Lisa Cheney, C'17

May 11, 2017
Lisa Cheney, C'17, selected as student speaker for 2017 SPCS Commencement Exercises

Lisa Cheney, C’17, was selected to represent graduating students as a student speaker at University of Richmond School of Professional and Continuing Studies Commencement Exercises held Saturday, May 6, 2017. In many ways, Cheney represents a typical SPCS student: someone who works full time, returns to school by testing the waters with a noncredit professional development experience, and earns the degree by taking one class at a time. While no two students’ experiences are ever the same, this pathway represents a common experience among SPCS students.

Cheney’s involvement with the University of Richmond started in the Institute on Philanthropy, where she earned a professional certificate in fundraising. Starting with a professional development course of study, she discovered she liked school and was pretty good at it. So she enrolled in an SPCS undergraduate degree program in 2009 and has taken one or two classes each semester to earn the 120 semester hours required for the degree. Graduation represented a considerable milestone for Cheney, given the years of work it’s taken to get to this point.

But Cheney has not simply studied at SPCS — she’s thrived. She has served on the SPCS Student Government Association (SGA) Board of Directors for nearly all of her years at SPCS, even serving as president from 2012-2014. In her role on SGA, she’s served as a student representative on the University’s Board Development Committee, as a member of the President’s Council and the Dean’s Advisory Board, and as a member of the Strategic Planning Committee for the University. In addition to being named as Commencement student speaker, itself a high honor, Cheney also received the Colonel (U.S.A., Ret.) Porcher L. Taylor, Jr., Ph.D. Book Award for Community Leadership.
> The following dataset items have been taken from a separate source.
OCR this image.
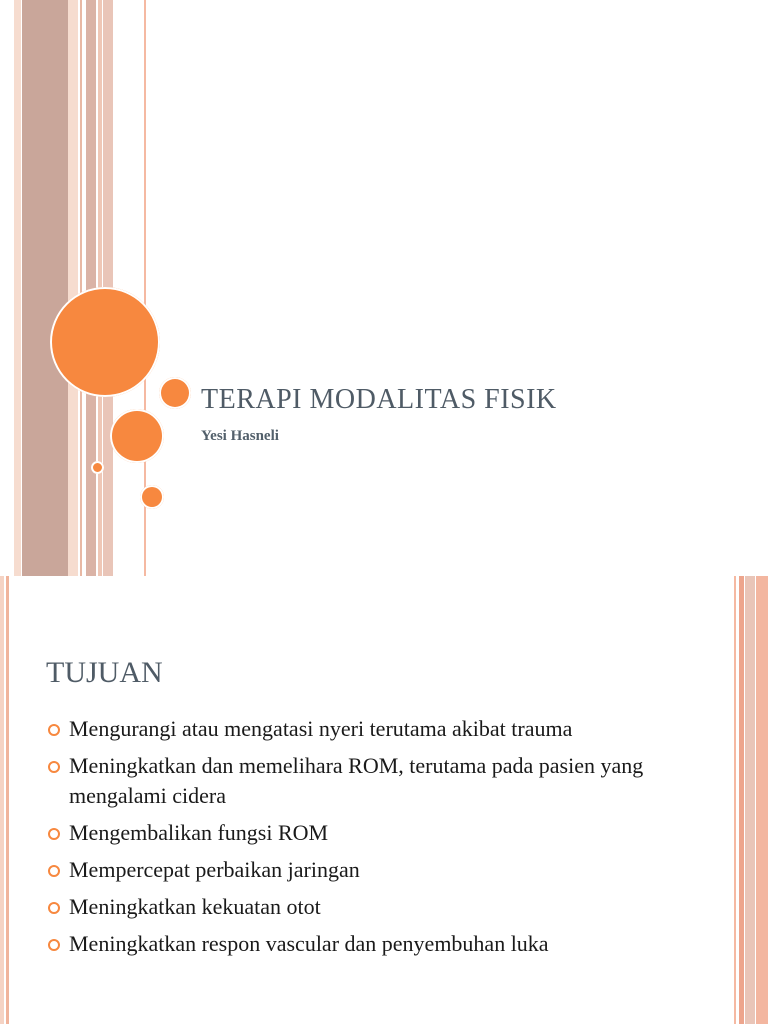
TERAPI MODALITAS FISIK

Yesi Hasneli

TUJUAN
Mengurangi atau mengatasi nyeri terutama akibat trauma
Meningkatkan dan memelihara ROM, terutama pada pasien yang mengalami cidera
Mengembalikan fungsi ROM
Mempercepat perbaikan jaringan
Meningkatkan kekuatan otot
Meningkatkan respon vascular dan penyembuhan luka
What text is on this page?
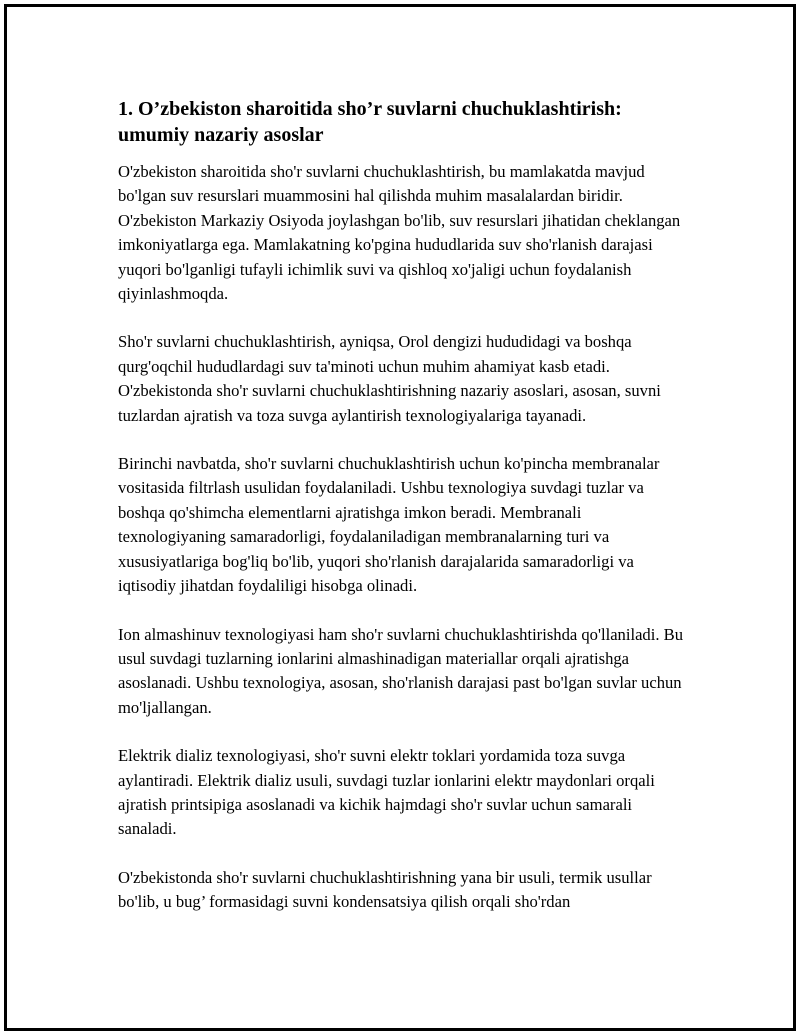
1. O’zbekiston sharoitida sho’r suvlarni chuchuklashtirish: umumiy nazariy asoslar

O'zbekiston sharoitida sho'r suvlarni chuchuklashtirish, bu mamlakatda mavjud bo'lgan suv resurslari muammosini hal qilishda muhim masalalardan biridir. O'zbekiston Markaziy Osiyoda joylashgan bo'lib, suv resurslari jihatidan cheklangan imkoniyatlarga ega. Mamlakatning ko'pgina hududlarida suv sho'rlanish darajasi yuqori bo'lganligi tufayli ichimlik suvi va qishloq xo'jaligi uchun foydalanish qiyinlashmoqda.

Sho'r suvlarni chuchuklashtirish, ayniqsa, Orol dengizi hududidagi va boshqa qurg'oqchil hududlardagi suv ta'minoti uchun muhim ahamiyat kasb etadi. O'zbekistonda sho'r suvlarni chuchuklashtirishning nazariy asoslari, asosan, suvni tuzlardan ajratish va toza suvga aylantirish texnologiyalariga tayanadi.

Birinchi navbatda, sho'r suvlarni chuchuklashtirish uchun ko'pincha membranalar vositasida filtrlash usulidan foydalaniladi. Ushbu texnologiya suvdagi tuzlar va boshqa qo'shimcha elementlarni ajratishga imkon beradi. Membranali texnologiyaning samaradorligi, foydalaniladigan membranalarning turi va xususiyatlariga bog'liq bo'lib, yuqori sho'rlanish darajalarida samaradorligi va iqtisodiy jihatdan foydaliligi hisobga olinadi.

Ion almashinuv texnologiyasi ham sho'r suvlarni chuchuklashtirishda qo'llaniladi. Bu usul suvdagi tuzlarning ionlarini almashinadigan materiallar orqali ajratishga asoslanadi. Ushbu texnologiya, asosan, sho'rlanish darajasi past bo'lgan suvlar uchun mo'ljallangan.

Elektrik dializ texnologiyasi, sho'r suvni elektr toklari yordamida toza suvga aylantiradi. Elektrik dializ usuli, suvdagi tuzlar ionlarini elektr maydonlari orqali ajratish printsipiga asoslanadi va kichik hajmdagi sho'r suvlar uchun samarali sanaladi.

O'zbekistonda sho'r suvlarni chuchuklashtirishning yana bir usuli, termik usullar bo'lib, u bug’ formasidagi suvni kondensatsiya qilish orqali sho'rdan
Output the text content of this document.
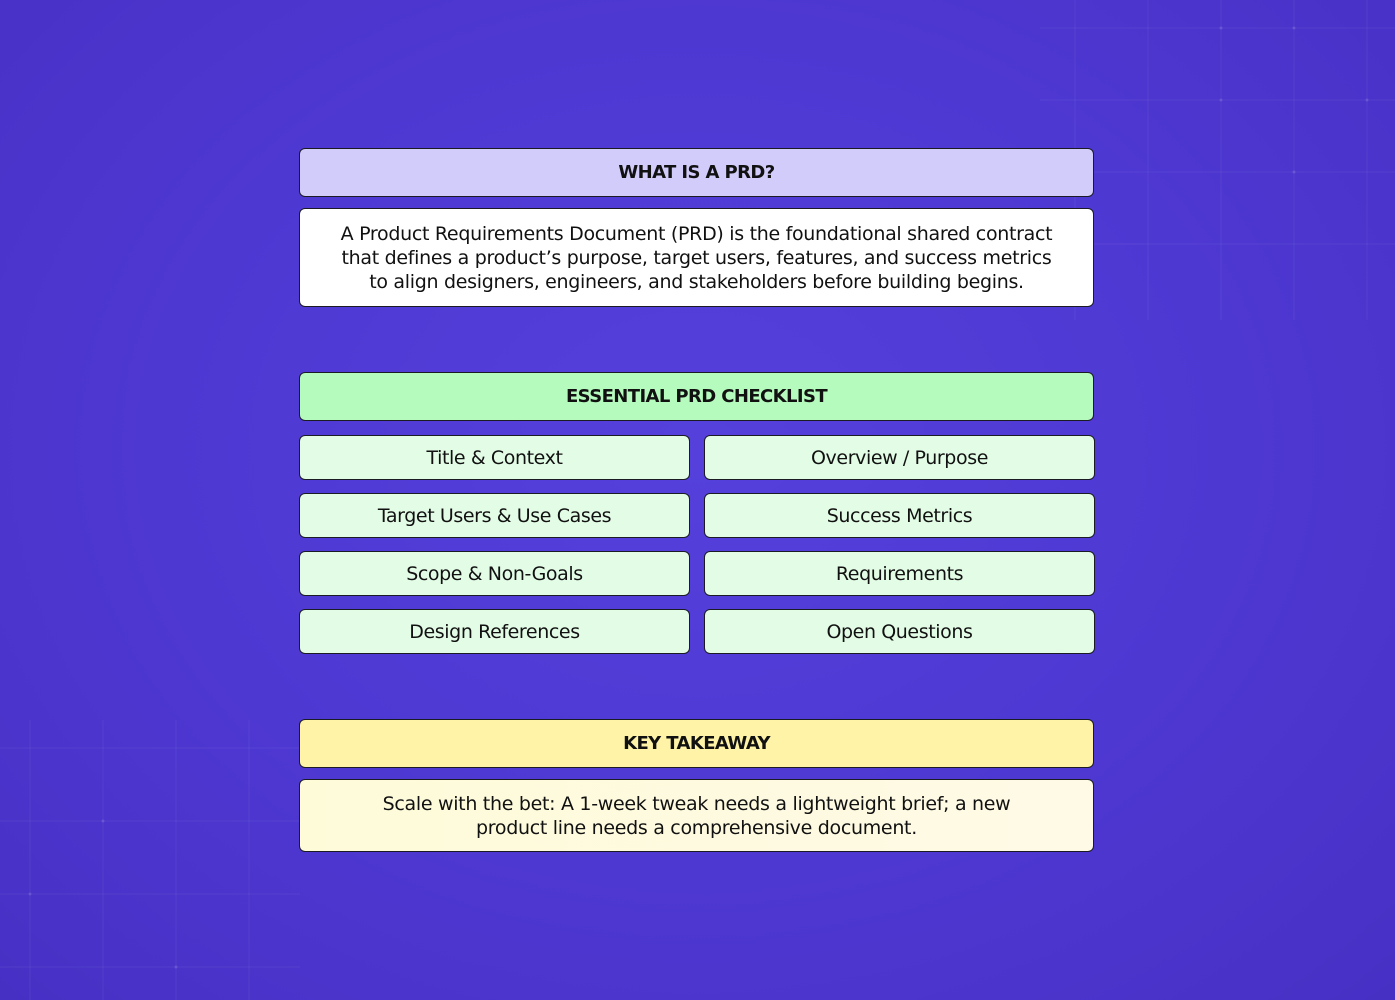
WHAT IS A PRD?
A Product Requirements Document (PRD) is the foundational shared contract that defines a product’s purpose, target users, features, and success metrics to align designers, engineers, and stakeholders before building begins.
ESSENTIAL PRD CHECKLIST
Title & Context	Overview / Purpose
Target Users & Use Cases	Success Metrics
Scope & Non-Goals	Requirements
Design References	Open Questions
KEY TAKEAWAY
Scale with the bet: A 1-week tweak needs a lightweight brief; a new product line needs a comprehensive document.
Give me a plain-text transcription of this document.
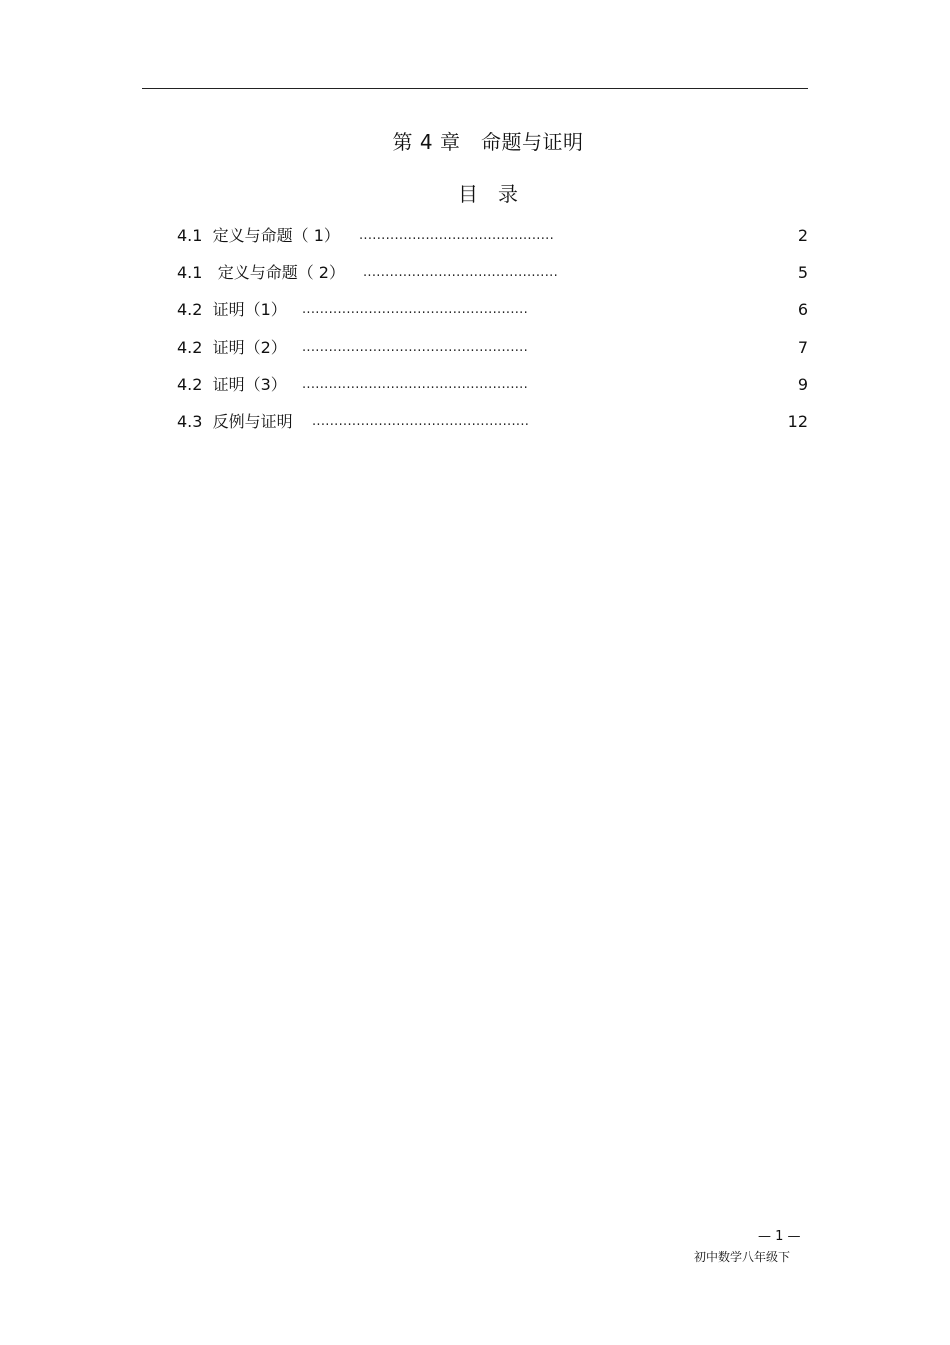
第 4 章　命题与证明
目　录
4.1  定义与命题（ 1） ............................................	2
4.1   定义与命题（ 2） ............................................	5
4.2  证明（1） ...................................................	6
4.2  证明（2） ...................................................	7
4.2  证明（3） ...................................................	9
4.3  反例与证明 .................................................	12
— 1 —
初中数学八年级下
To her fellow graduates, many who have shared similar experiences of hardship and perseverance toward earning their degrees as adult students and working professional, Cheney offered this advice: “I implore you to continue down your path of self fulfilment and be the best version of yourself.”

That path of self-fulfillment is precisely the path Cheney has taken herself. In earning her fundraising certificate, in serving the School through SGA, in advancing to director of donor relations with the Sheltering Arms Foundation, and in graduating with her Bachelor of Liberal Arts, Cheney has demonstrated exactly what she calls on her fellow students to achieve: being the best version of herself she can be.

And her education journey isn’t over yet. She’s applied to enter the School’s Master of Nonprofit Studies program in the fall. Because continuing down the path of self fulfillment is never really complete.